THE MORTGAGE CONTINGENCY AND OBTAINING A MORTGAGE
Since most buyers do not have the cash on hand required to purchase a home, their home purchase requires a bank loan, or "mortgage loan," Most real estate contracts contain a "mortgage contingency clause," which allows a prospective buyer to seek a return of their initial deposit if the buyer makes a good faith effort to obtain a mortgage commitment (an obligation from a lender to finance the home purchase) and fails. A typical "mortgage contingency clause" will give a buyer 30-45 days to obtain a "mortgage commitment." A prospective buyer should use every attempt to obtain a mortgage commitment during this time; otherwise, the seller most often has the legal right to cancel the Contract of Sale if the contingency has not been met during the specified time.
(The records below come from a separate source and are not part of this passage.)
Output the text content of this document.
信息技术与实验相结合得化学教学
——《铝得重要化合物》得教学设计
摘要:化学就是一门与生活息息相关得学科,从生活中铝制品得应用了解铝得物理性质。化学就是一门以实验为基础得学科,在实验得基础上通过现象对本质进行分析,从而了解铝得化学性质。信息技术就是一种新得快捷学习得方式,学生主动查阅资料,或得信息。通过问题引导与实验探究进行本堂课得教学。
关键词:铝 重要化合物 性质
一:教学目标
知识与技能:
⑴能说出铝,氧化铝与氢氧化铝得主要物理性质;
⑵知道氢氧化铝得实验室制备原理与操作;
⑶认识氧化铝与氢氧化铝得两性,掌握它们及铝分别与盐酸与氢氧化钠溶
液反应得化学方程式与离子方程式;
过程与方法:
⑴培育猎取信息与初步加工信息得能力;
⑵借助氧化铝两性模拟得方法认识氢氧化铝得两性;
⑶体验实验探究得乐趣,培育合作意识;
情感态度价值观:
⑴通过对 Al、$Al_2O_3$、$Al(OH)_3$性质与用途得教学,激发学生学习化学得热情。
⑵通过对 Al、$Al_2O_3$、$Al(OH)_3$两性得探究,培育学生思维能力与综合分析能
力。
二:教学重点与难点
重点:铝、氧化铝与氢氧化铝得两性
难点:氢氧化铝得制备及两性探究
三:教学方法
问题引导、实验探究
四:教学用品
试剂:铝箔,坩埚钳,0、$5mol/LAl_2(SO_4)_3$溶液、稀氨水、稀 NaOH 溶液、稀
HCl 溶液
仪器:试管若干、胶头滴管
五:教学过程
THE HOME INSPECTION CONTINGENCY AND HOME INSPECTION
Because of the sheer magnitude of the cost of a home as well as the potential cost to a prospective buyer of a potential defect in a home, most Contracts of Sale provide that a buyer will have a certain period of time (often from 14 to 30 days) to conduct a "home inspection." It is recommended that a home inspection be conducted by a certified (often an engineer or contractor) reputable home inspection company. A buyer is typically required to pay the cost of the home inspection (usually $200-$500),and will receive a written copy of the report. It is a good idea for a prospective buyer to accompany the home inspector during the inspection (and take hand written notes). A written home inspection report should be forwarded to the prospective buyer (and his/her attorney) which, if it reveals major defects in the home (i.e., problems with the foundation, roof, and/or heating and air conditioning or electrical systems), will allow a prospective buyer to cancel the Contract of Sale under the "home inspection contingency clause." Alternatively the seller may elect to correct the deficiency at their expense.
TITLE INSURANCE
As much as a buyer may want to believe that the home they have found is perfect, a clear title report ensures there are no liens placed against the prior owners that will restrict the use of the property. A preliminary title report provides the buyer with the opportunity to review any impediment that would prevent clear title from passing to the buyer. When reading a preliminary report, it is important to check the extent of ownership rights or "interest." The most common form of interest is "fee simple" or "fee," which is the highest type of of interest an owner can have in land. Lien restrictions and interests of others excluded from title coverage will be listed numerically as "exceptions" in the report. A buyer also may have to consider interests of any third parties, such as easements granted by prior owners that limit use of property. Some buyers attempt to clear these unwanted items prior to purchase. Costs or sales for title insurance are regulated by applicable state law.
SURVEY
A survey of the ground upon which the property is located is often required by a mortgage lender (as is the case with title insurance). Some lenders will accept a prior survey (i.e., the seller's survey) of the property, depending on the age of the prior survey (the older the survey the more likely a new survey will be required).
CLOSING COSTS
The bundle of fees associated with the buying or selling of a home are called "closing costs". Certain fees are automatically assigned to either the buyer or the seller; other costs are either negotiated or dictated by local custom.
CLOSING
Prior to closing the buyers mortgage company will forward to the title company a closing package consisting of the loan documents to be signed at the closing and the final closing costs. The title company will then prepare a closing settlement statement (or HUD-1) and advise the buyer of the amount of money needed to be brought to the Closing in the form of a certified check in the name of the title company's trust account. In the northern part of New Jersey an attorney conducts the closing (rather than the title company) and most often distributes the closing funds.